Ramsey knew of which he spoke. Prime Minister Wilson had asked Ramsey to chair the new National Committee for Commonwealth Immigrants, set up by the government to monitor the situation of immigrants in the UK. The NCCI was involved in an attempt to outlaw discrimination on religious grounds. The 1966 Racial and Religious Discrimination Bill sought to extend the general principle of the 1965 Race Relations Act to close a possible loophole for those who claimed to be ready to serve coloured people but not Hindus, Moslems or Sikhs. Amending the 1965 Act in this way was essential to protect the Jews as a religious, rather than as a racial group. The Bill failed at second reading, but it shows the Church of England using its position to act on behalf not only of other Christian groups, but of other faiths.

However, Ramsey had gained a reputation as a friend of the minority, which made him the subject of direct appeals for help in specific situations: over the levelling of Muslim graves in Greenford cemetery; over discrimination over the wearing by Sikhs of turbans and beards while working for Wolverhampton transport; over the siting of a new gurdwara in the borough of Hammersmith, over which there were injured feelings. Ramsey as archbishop was viewed as an honest broker in difficult matters, and as a friend of the minority, whether Christian or not.

To what extent could the Church of England, and Ramsey in particular, be held culpable as the nation engaged, in Enoch Powell’s phrase, in ‘heaping up its own funeral pyre’? It was not only Powell who thought that the Church should have accommodated less, and resisted more, the process of assimilation of aliens in culture, language and religion. Ramsey was under police protection for a time in June 1968, most likely for his role with the NCCI. In September supporters of the National Front marched to Lambeth, and others disrupted a meeting in Essex in December with cries of ‘Traitor !’ There was also limited but significant support amongst Anglican clergy and laity for a fascistic view of Britishness that centred on both race and Christian religion, in which Ramsey represented precisely the liberalising tide that had moved the established church away from its traditional role.

By and large Ramsey was not much exercised by apparent symbolic defeats for the established church in relation to other faiths.
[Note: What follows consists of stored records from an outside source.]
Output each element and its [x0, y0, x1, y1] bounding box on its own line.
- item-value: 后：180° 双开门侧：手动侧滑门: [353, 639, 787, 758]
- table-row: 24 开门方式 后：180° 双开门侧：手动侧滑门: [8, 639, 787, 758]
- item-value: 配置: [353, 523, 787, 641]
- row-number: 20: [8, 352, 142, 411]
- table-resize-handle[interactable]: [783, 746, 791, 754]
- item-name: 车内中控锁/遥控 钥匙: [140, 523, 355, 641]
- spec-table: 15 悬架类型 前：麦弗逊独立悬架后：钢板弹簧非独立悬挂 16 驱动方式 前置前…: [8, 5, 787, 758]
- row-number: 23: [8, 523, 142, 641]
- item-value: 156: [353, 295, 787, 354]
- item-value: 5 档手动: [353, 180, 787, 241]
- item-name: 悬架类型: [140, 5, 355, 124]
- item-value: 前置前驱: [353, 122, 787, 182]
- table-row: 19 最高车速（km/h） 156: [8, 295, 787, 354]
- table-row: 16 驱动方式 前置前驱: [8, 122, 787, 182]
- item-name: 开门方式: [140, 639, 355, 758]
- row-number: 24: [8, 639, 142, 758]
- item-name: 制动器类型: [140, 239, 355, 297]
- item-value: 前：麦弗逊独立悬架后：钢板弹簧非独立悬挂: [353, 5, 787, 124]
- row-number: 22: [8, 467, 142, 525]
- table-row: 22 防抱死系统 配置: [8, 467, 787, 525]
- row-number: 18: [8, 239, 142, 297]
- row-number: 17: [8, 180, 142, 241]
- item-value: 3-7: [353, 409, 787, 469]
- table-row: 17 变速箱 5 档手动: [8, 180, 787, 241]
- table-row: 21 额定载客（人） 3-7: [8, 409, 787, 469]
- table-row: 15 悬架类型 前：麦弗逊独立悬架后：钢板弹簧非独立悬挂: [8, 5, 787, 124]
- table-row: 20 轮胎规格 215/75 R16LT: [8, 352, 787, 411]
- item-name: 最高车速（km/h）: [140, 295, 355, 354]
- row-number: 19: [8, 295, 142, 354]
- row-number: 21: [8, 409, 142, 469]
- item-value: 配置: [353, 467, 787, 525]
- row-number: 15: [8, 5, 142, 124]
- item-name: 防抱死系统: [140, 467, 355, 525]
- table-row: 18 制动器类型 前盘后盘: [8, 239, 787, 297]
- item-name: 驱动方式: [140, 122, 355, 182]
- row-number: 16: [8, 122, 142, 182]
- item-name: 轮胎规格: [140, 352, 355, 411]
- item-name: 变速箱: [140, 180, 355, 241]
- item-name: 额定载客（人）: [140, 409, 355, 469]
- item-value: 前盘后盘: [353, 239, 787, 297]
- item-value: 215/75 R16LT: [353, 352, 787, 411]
He intervened in the case of Savile Town St Mary, a chapel of ease in Dewsbury, as local Christian and Muslim communities wrestled with the prospect of allowing a redundant building to be taken over for Muslim use. ‘I should regret the making of a contrary decision’ he wrote ‘having regard to the whole missionary situation in this country and overseas.’

The phrase is a key one. Ramsey knew that the safety and peace of Anglicans elsewhere was partly dependent on how the established church in a Christian nation dealt with its own religious minorities. And the situation in the UK was a missionary one too, no longer one in which an easy congruence of church, nation and people could be assumed. Ramsey oversaw the freeing of the Church of England from parliamentary control of its worship and doctrine, and the decisive separation of the moral law from Christian discipline, with regard to divorce, abortion, and homosexuality amongst others. He did what he could to support the civil rights of religious minorities, and to aid constructive religious dialogue that was at the same time realistic about the real claims to uniqueness and finality of each faith. Without quite being a programme of work, all these developments had a coherence: the Church of England was, in its own eyes if not in law, becoming less established and more national; a church less bound to the state but retaining a national dimension in its sense of its own mission. The church’s work was increasingly in a more equal partnership with other Christian churches, but also in an embryonic but significant way, as a defender of faith.